Die Wanderapothekerin: Alle Teile des Serials in einem Band (German Edition)
Weiber schlichen in ihre Häuser und Katen, schleppten Brot, Schmalz und Würste herbei und legten diese auf frischen Laken aus.
Der Graf griff als Erster zu und erhielt auch den ersten Trunk. Seiner Miene nach stammte das Bier von seinem eigenen Braumeister. Das gute Bier der freundlichen Bäuerin hätte Klara ihm auch nicht gegönnt. Die engere Gefolgschaft des Grafen war ihres Herrn würdig, denn sie gingen mit dem Brot und den Würsten um wie die Sau mit dem Bettelsack. Gutes Brot, auch ganze Würste und Speck wurden in den Dreck geworfen, und man trat sogar noch darauf. Dazu soffen die Männer wie durstige Ochsen.

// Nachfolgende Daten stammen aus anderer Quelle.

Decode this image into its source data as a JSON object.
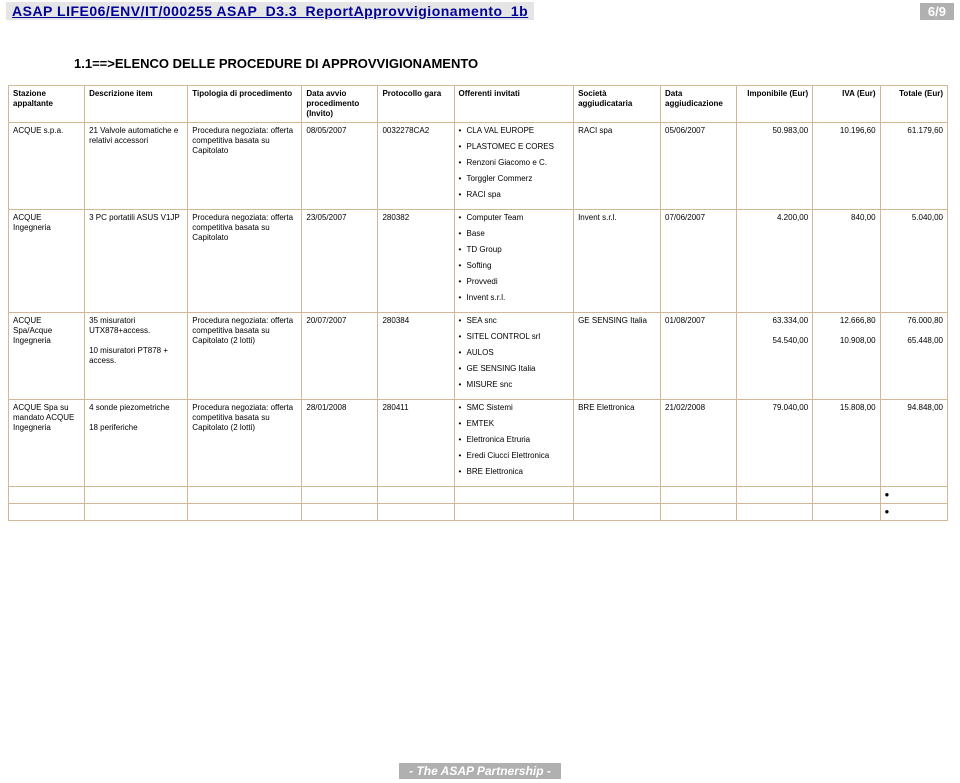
{
  "header": {
    "title": "ASAP LIFE06/ENV/IT/000255 ASAP_D3.3_ReportApprovvigionamento_1b",
    "page": "6/9"
  },
  "section_title": "1.1==>ELENCO DELLE PROCEDURE DI APPROVVIGIONAMENTO",
  "columns": [
    "Stazione appaltante",
    "Descrizione item",
    "Tipologia di procedimento",
    "Data avvio procedimento (Invito)",
    "Protocollo gara",
    "Offerenti invitati",
    "Società aggiudicataria",
    "Data aggiudicazione",
    "Imponibile (Eur)",
    "IVA (Eur)",
    "Totale (Eur)"
  ],
  "rows": [
    {
      "stazione": "ACQUE s.p.a.",
      "descrizione": "21 Valvole automatiche e relativi accessori",
      "tipologia": "Procedura negoziata: offerta competitiva basata su Capitolato",
      "data_avvio": "08/05/2007",
      "protocollo": "0032278CA2",
      "offerenti": [
        "CLA VAL EUROPE",
        "PLASTOMEC E CORES",
        "Renzoni Giacomo e C.",
        "Torggler Commerz",
        "RACI spa"
      ],
      "societa": "RACI spa",
      "data_agg": "05/06/2007",
      "imponibile": "50.983,00",
      "iva": "10.196,60",
      "totale": "61.179,60"
    },
    {
      "stazione": "ACQUE Ingegneria",
      "descrizione": "3 PC portatili ASUS V1JP",
      "tipologia": "Procedura negoziata: offerta competitiva basata su Capitolato",
      "data_avvio": "23/05/2007",
      "protocollo": "280382",
      "offerenti": [
        "Computer Team",
        "Base",
        "TD Group",
        "Softing",
        "Provvedi",
        "Invent s.r.l."
      ],
      "societa": "Invent s.r.l.",
      "data_agg": "07/06/2007",
      "imponibile": "4.200,00",
      "iva": "840,00",
      "totale": "5.040,00"
    },
    {
      "stazione": "ACQUE Spa/Acque Ingegneria",
      "descrizione": "35 misuratori UTX878+access.\n\n10 misuratori PT878 + access.",
      "tipologia": "Procedura negoziata: offerta competitiva basata su Capitolato (2 lotti)",
      "data_avvio": "20/07/2007",
      "protocollo": "280384",
      "offerenti": [
        "SEA snc",
        "SITEL CONTROL srl",
        "AULOS",
        "GE SENSING Italia",
        "MISURE snc"
      ],
      "societa": "GE SENSING Italia",
      "data_agg": "01/08/2007",
      "imponibile": "63.334,00\n\n54.540,00",
      "iva": "12.666,80\n\n10.908,00",
      "totale": "76.000,80\n\n65.448,00"
    },
    {
      "stazione": "ACQUE Spa su mandato ACQUE Ingegneria",
      "descrizione": "4 sonde piezometriche\n\n18 periferiche",
      "tipologia": "Procedura negoziata: offerta competitiva basata su Capitolato (2 lotti)",
      "data_avvio": "28/01/2008",
      "protocollo": "280411",
      "offerenti": [
        "SMC Sistemi",
        "EMTEK",
        "Elettronica Etruria",
        "Eredi Ciucci Elettronica",
        "BRE Elettronica"
      ],
      "societa": "BRE Elettronica",
      "data_agg": "21/02/2008",
      "imponibile": "79.040,00",
      "iva": "15.808,00",
      "totale": "94.848,00"
    }
  ],
  "footer": "- The ASAP Partnership -"
}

Eine Frau kam auf Klara zu und reichte ihr einen Krug, eine andere gab ihr Brot und eine halbe Wurst. »Hier, das ist für dich! Dir geben wir es weitaus lieber als einigen anderen.«
Klara begriff, dass diese Bemerkung auf mehrere der Treiber aus dem Residenzort gemünzt war, die sich ein Beispiel an den gräflichen Bediensteten nahmen und das gute Essen ebenfalls vergeudeten.

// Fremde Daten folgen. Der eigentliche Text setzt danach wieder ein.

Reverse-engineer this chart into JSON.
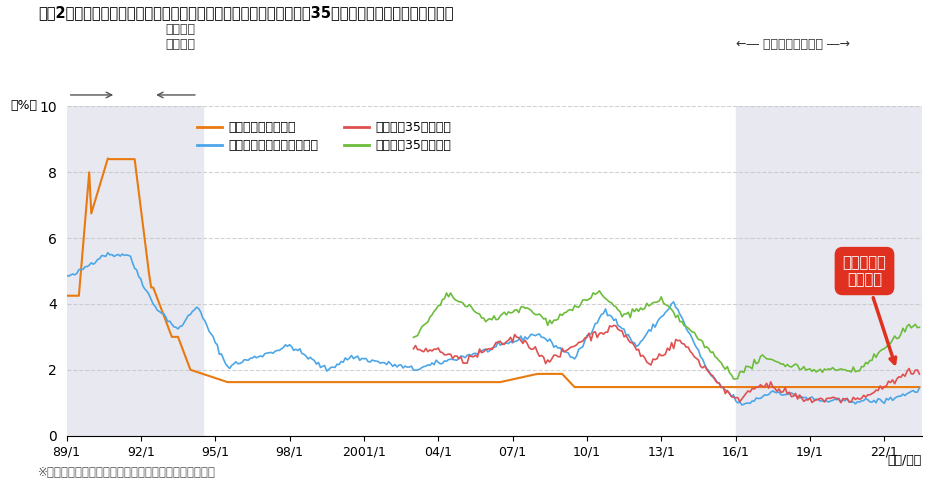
{
  "title": "図表2　短期プライムレート・住宅金融支援機構基準金利・フラット35借入金利（最低・最高）の推移",
  "ylabel": "（%）",
  "ylim": [
    0,
    10
  ],
  "yticks": [
    0,
    2,
    4,
    6,
    8,
    10
  ],
  "colors": {
    "short_prime": "#E87A10",
    "housing_support": "#4DA6E8",
    "flat35_min": "#E05050",
    "flat35_max": "#6DBD3C"
  },
  "legend_labels": {
    "short_prime": "短期プライムレート",
    "housing_support": "住宅金融支援機構基準金利",
    "flat35_min": "フラット35（最低）",
    "flat35_max": "フラット35（最高）"
  },
  "annotation_text": "固定金利は\n上昇基調",
  "annotation_color": "#E03020",
  "label_kotei": "固定金利\n優位時代",
  "label_mainasu": "←― マイナス金利政策 ―→",
  "bg_shade_color": "#E8E8F0",
  "footnote": "※出所、注についてはコラム後段部分をご確認ください",
  "xtick_labels": [
    "89/1",
    "92/1",
    "95/1",
    "98/1",
    "2001/1",
    "04/1",
    "07/1",
    "10/1",
    "13/1",
    "16/1",
    "19/1",
    "22/1"
  ],
  "xtick_positions": [
    1989.0,
    1992.0,
    1995.0,
    1998.0,
    2001.0,
    2004.0,
    2007.0,
    2010.0,
    2013.0,
    2016.0,
    2019.0,
    2022.0
  ],
  "xmax": 2023.5
}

»Möge Gott es euch vergelten. Möge er euch alles vergelten«, sagte Klara und spürte, wie ihr die Tränen in die Augen stiegen.

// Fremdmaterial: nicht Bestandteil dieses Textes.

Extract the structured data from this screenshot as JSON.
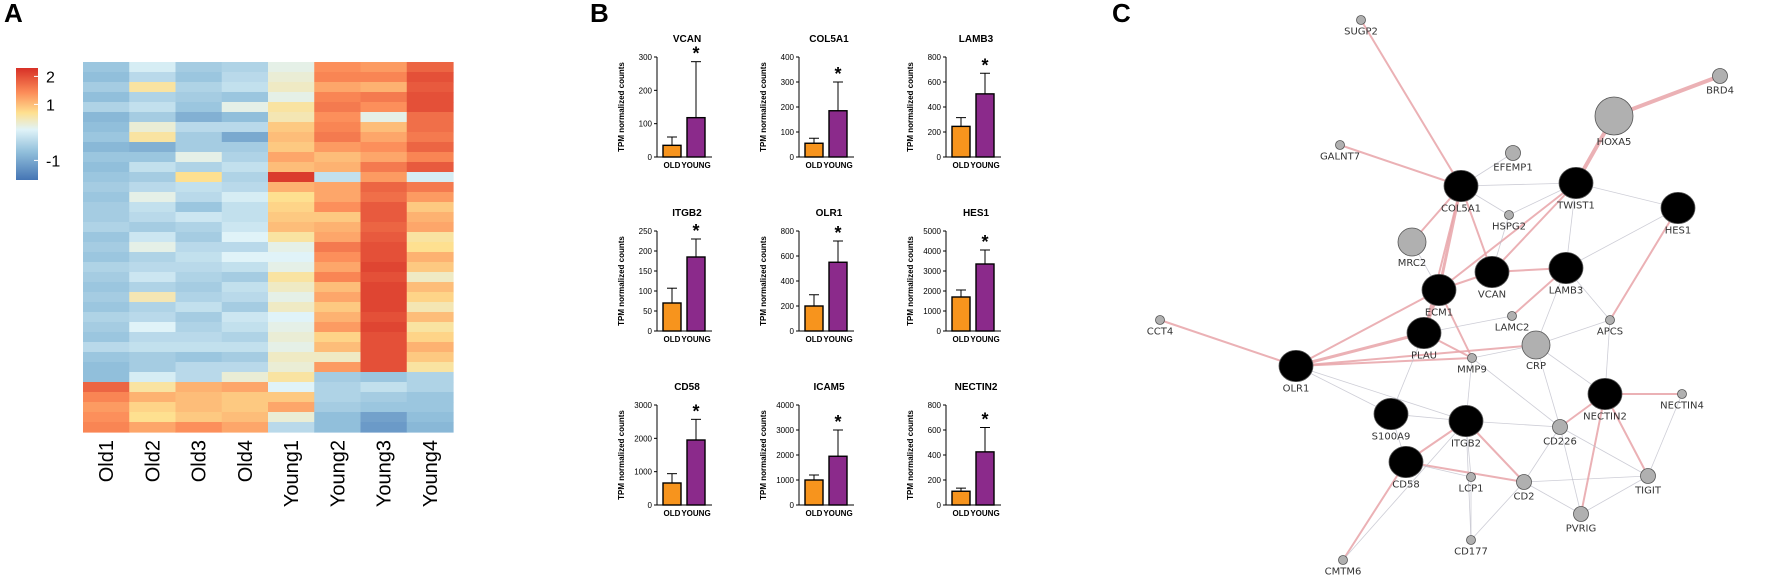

Im Gegensatz zu ihrer Laune war die des Grafen ausgezeichnet. Er zielte immer wieder mit kleinen Brot- und Wurststücken nach der sichtlich hungrigen Gefangenen und lachte, als sie versuchte, etwas mit dem Mund zu fangen. Nach einer Weile taten seine Männer es ihm gleich und vergeudeten auch auf diese Weise weitaus mehr Nahrungsmittel, als sie verzehrten. Den Dörflern standen Wut und Hass ins Gesicht geschrieben, doch aus Angst vor dem Grafen blieben sie stumm.
Obwohl das Brot frisch war und die Wurst gut schmeckte, brachte Klara kaum etwas hinunter. Immer wieder suchte ihr Blick die Gefangene, die sich mittlerweile mit ihrem Schicksal abgefunden zu haben schien. Martha weinte und ließ die Brocken, die man ihr zuwarf, nun unbeachtet. Als jedoch einer der gräflichen Jagdgehilfen auf sie zukam und ihr ein Stück Wurst vor die Nase hielt, schnappte sie zu.
Zuerst glaubte Klara, es hätte der Wurst gegolten. Doch da schrie der Mann voller Schmerz auf. »Das Weib beißt mir die Finger ab!«
Er versuchte, seine Hand loszureißen, doch Martha ließ nicht locker. Schließlich mussten zwei seiner Kameraden die Kiefer der jungen Frau mit einem Messer auseinanderstemmen, um seinen Zeige- und Mittelfinger freizubekommen.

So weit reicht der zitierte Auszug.